Avisos como “não nos responsabilizamos pelos objetos deixados
no veículo”, que configuram verdadeiras cláusulas de não-indenizar,
não são admitidos como lícitos.
Tal entendimento se aplica tanto a estacionamentos pagos como
gratuitos, neste último caso basta que o proprietário do estacionamento
se coloque na posição de garantidor do veículo, ou seja, coloque
grade/muro, vigilantes/porteiro etc. O mesmo entendimento se
aplica aos condomínios residenciais que possuem garagem.

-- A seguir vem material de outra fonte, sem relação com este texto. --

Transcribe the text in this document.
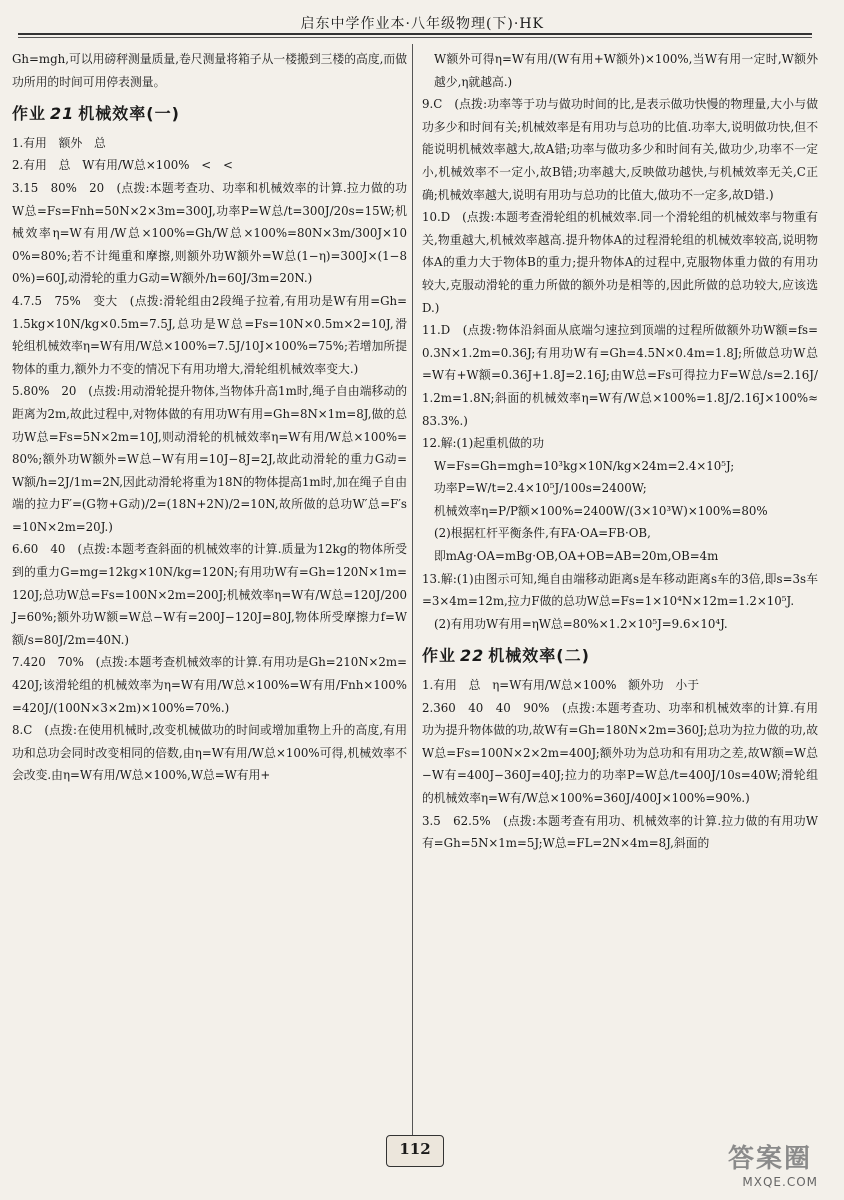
启东中学作业本·八年级物理(下)·HK

Gh=mgh,可以用磅秤测量质量,卷尺测量将箱子从一楼搬到三楼的高度,而做功所用的时间可用停表测量。

作业 21 机械效率(一)

1.有用　额外　总

2.有用　总　W有用/W总×100%　<　<

3.15　80%　20　(点拨:本题考查功、功率和机械效率的计算.拉力做的功W总=Fs=Fnh=50N×2×3m=300J,功率P=W总/t=300J/20s=15W;机械效率η=W有用/W总×100%=Gh/W总×100%=80N×3m/300J×100%=80%;若不计绳重和摩擦,则额外功W额外=W总(1−η)=300J×(1−80%)=60J,动滑轮的重力G动=W额外/h=60J/3m=20N.)

4.7.5　75%　变大　(点拨:滑轮组由2段绳子拉着,有用功是W有用=Gh=1.5kg×10N/kg×0.5m=7.5J,总功是W总=Fs=10N×0.5m×2=10J,滑轮组机械效率η=W有用/W总×100%=7.5J/10J×100%=75%;若增加所提物体的重力,额外力不变的情况下有用功增大,滑轮组机械效率变大.)

5.80%　20　(点拨:用动滑轮提升物体,当物体升高1m时,绳子自由端移动的距离为2m,故此过程中,对物体做的有用功W有用=Gh=8N×1m=8J,做的总功W总=Fs=5N×2m=10J,则动滑轮的机械效率η=W有用/W总×100%=80%;额外功W额外=W总−W有用=10J−8J=2J,故此动滑轮的重力G动=W额/h=2J/1m=2N,因此动滑轮将重为18N的物体提高1m时,加在绳子自由端的拉力F′=(G物+G动)/2=(18N+2N)/2=10N,故所做的总功W′总=F′s=10N×2m=20J.)

6.60　40　(点拨:本题考查斜面的机械效率的计算.质量为12kg的物体所受到的重力G=mg=12kg×10N/kg=120N;有用功W有=Gh=120N×1m=120J;总功W总=Fs=100N×2m=200J;机械效率η=W有/W总=120J/200J=60%;额外功W额=W总−W有=200J−120J=80J,物体所受摩擦力f=W额/s=80J/2m=40N.)

7.420　70%　(点拨:本题考查机械效率的计算.有用功是Gh=210N×2m=420J;该滑轮组的机械效率为η=W有用/W总×100%=W有用/Fnh×100%=420J/(100N×3×2m)×100%=70%.)

8.C　(点拨:在使用机械时,改变机械做功的时间或增加重物上升的高度,有用功和总功会同时改变相同的倍数,由η=W有用/W总×100%可得,机械效率不会改变.由η=W有用/W总×100%,W总=W有用+

W额外可得η=W有用/(W有用+W额外)×100%,当W有用一定时,W额外越少,η就越高.)

9.C　(点拨:功率等于功与做功时间的比,是表示做功快慢的物理量,大小与做功多少和时间有关;机械效率是有用功与总功的比值.功率大,说明做功快,但不能说明机械效率越大,故A错;功率与做功多少和时间有关,做功少,功率不一定小,机械效率不一定小,故B错;功率越大,反映做功越快,与机械效率无关,C正确;机械效率越大,说明有用功与总功的比值大,做功不一定多,故D错.)

10.D　(点拨:本题考查滑轮组的机械效率.同一个滑轮组的机械效率与物重有关,物重越大,机械效率越高.提升物体A的过程滑轮组的机械效率较高,说明物体A的重力大于物体B的重力;提升物体A的过程中,克服物体重力做的有用功较大,克服动滑轮的重力所做的额外功是相等的,因此所做的总功较大,应该选D.)

11.D　(点拨:物体沿斜面从底端匀速拉到顶端的过程所做额外功W额=fs=0.3N×1.2m=0.36J;有用功W有=Gh=4.5N×0.4m=1.8J;所做总功W总=W有+W额=0.36J+1.8J=2.16J;由W总=Fs可得拉力F=W总/s=2.16J/1.2m=1.8N;斜面的机械效率η=W有/W总×100%=1.8J/2.16J×100%≈83.3%.)

12.解:(1)起重机做的功

W=Fs=Gh=mgh=10³kg×10N/kg×24m=2.4×10⁵J;

功率P=W/t=2.4×10⁵J/100s=2400W;

机械效率η=P/P额×100%=2400W/(3×10³W)×100%=80%

(2)根据杠杆平衡条件,有FA·OA=FB·OB,

即mAg·OA=mBg·OB,OA+OB=AB=20m,OB=4m

13.解:(1)由图示可知,绳自由端移动距离s是车移动距离s车的3倍,即s=3s车=3×4m=12m,拉力F做的总功W总=Fs=1×10⁴N×12m=1.2×10⁵J.

(2)有用功W有用=ηW总=80%×1.2×10⁵J=9.6×10⁴J.

作业 22 机械效率(二)

1.有用　总　η=W有用/W总×100%　额外功　小于

2.360　40　40　90%　(点拨:本题考查功、功率和机械效率的计算.有用功为提升物体做的功,故W有=Gh=180N×2m=360J;总功为拉力做的功,故W总=Fs=100N×2×2m=400J;额外功为总功和有用功之差,故W额=W总−W有=400J−360J=40J;拉力的功率P=W总/t=400J/10s=40W;滑轮组的机械效率η=W有/W总×100%=360J/400J×100%=90%.)

3.5　62.5%　(点拨:本题考查有用功、机械效率的计算.拉力做的有用功W有=Gh=5N×1m=5J;W总=FL=2N×4m=8J,斜面的

112	答案圈
MXQE.COM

RESPONSABILIDADE CIVIL FURTO DE AUTOMOVEL EM ESTACIONAMENTO
GRATUITO
ESTACIONAMENTO DE SUPERMERCADO SEGURO DE VEICULO INDENIZACAO
PAGAMENTO SUB-ROGAÇÃO DA INDENIZACAO
Apelação cível. Ação ordinária. Recursos pela reforma da decisão,
que condenou o Supermercado, 1º Apelante, bem como a Seguradora,
2ª Apelante, a ressarcirem os prejuízos decorrentes de furto
de veículo segurado, havido no estacionamento do Supermercado,
dando outras providências. A decisão atacada, devidamente fundamentada,
corretamente aplicou o direito ao caso concreto, razão pela
qual, deve ser mantida, mormente quando os recursos não apresentam
motivos a desconstituí-la. Recursos conhecidos. Provimento negado.
Sentença que se mantém.
(APELACAO CIVEL 2001.001.19991
Órgão Julgador: SEXTA CAMARA CIVEL
DES. GILBERTO REGO, Julgado em 26/02/2002)
RESPONSABILIDADE CIVIL ATO ILICITO FURTO DE AUTOMOVEL EM ESTACIONAMENTO
GRATUITO SHOPPING CENTER RESSARCIMENTO DOS DANOS NECESSIDADE
PRELIMINAR DE NULIDADE DA SENTENÇA CERCEAMENTO DE DEFESA
REJEICAO SENTENCA CONFIRMADA RECURSO DESPROVIDO
Ação de procedimento ordinário. Indenização. Responsabilidade
civil. Ato ilícito. Furto de veiculo em estacionamento de "shopping
center". Obrigação de reparar o dano. Preliminar de nulidade
da sentença. Rejeição que se impõe. Manutenção da sentença.
Improvimento do recurso. Os "shopping centers" que oferecem
estacionamento gratuito a seus clientes não se isentam de responsabilidade
pelo furto de veículos colocados sob sua guarda, pois e' certo
que a retribuição pelos serviços, sobretudo esse, acha-se devidamente
incluída naquilo que representa um atrativo a mais que referidos
pólos comerciais colocam `a disposição dos consumidores. E'
de ser rejeitada a preliminar de nulidade da sentença, por alegado
cerceamento de defesa, em se tratando de matéria que restou
devidamente comprovada pelos demais elementos constantes dos
autos. (CLG)
(Ementário: 15/2002 - N. 23 - 23/05/2002 , APELACAO CIVEL 2001.001.04446
Órgão Julgador: TERCEIRA CAMARA CIVEL Votação : Unanime
DES. ANTONIO EDUARDO F. DUARTE Julgado em 18/12/2001 )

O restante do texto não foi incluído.